On a solitary walk in April of 2013, The Gift began to flow into my consciousness. Thanks to Julia Cameron’s The Artist’s Way and the teachings of Ernest Holmes Science of Mind, I knew to listen. And to transcribe its words. Shortly thereafter, I shared what I thought was a complete poem of 140 words in seven stanzas of four lines each with encouraging classmates at the Center for Spiritual Living Palm Desert. I added a rainbow I’d photographed in Hawaii the previous month, created bookmarks and gave them as gifts.
Likely due to my receptivity immediately after I sent the manuscript of the book I’d been writing for 12 years—Black-Eyed Susan, A Love-Child Finds Her Father and Her Self—to its publisher, The Gift kept giving and growing, reaching pretty much its current form in December of 2013.
Although I had clarity “The Great Creator” had delivered “The Gift” to me, I kept asking, “What is this?” Because it sounded like poetry from my childhood and I felt no urge to make edits, I came to believe its message was one my angry 13-year-old self-opted to not hear when I angrily vowed that I didn’t need a father—Heavenly or earthly—in my life.
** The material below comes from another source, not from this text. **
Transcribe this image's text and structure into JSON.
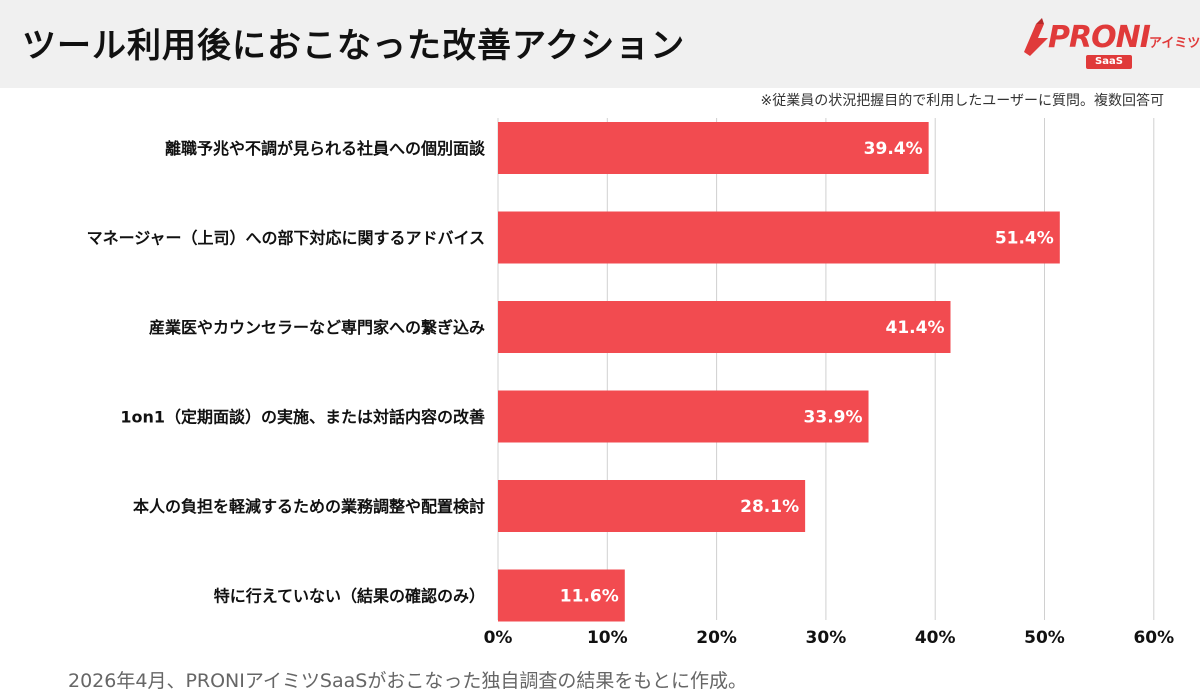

This time, my 67-year-self listened, absorbed and, as instructed, “put me in your pocket and hold me in your heart.”
My heart kept reminding me “The Gift” wasn’t just for me. So I asked, “What am I to do with it?” The answer I kept hearing was: “Share.” And so I did, from time to time, with selected friends and in creative circles.
In the summer of 2019, after our beloved 17 year-old grandson Tyler passed from the earthly part of his soul’s journey, I set my intention to publish “The Gift.” Since seven is the number of completion and 2020 is the year of clear vision, now is the divinely appointed time and I am ready. And upholding that each of us is a unique expression of our Creator, “The Gift of Who I Am.”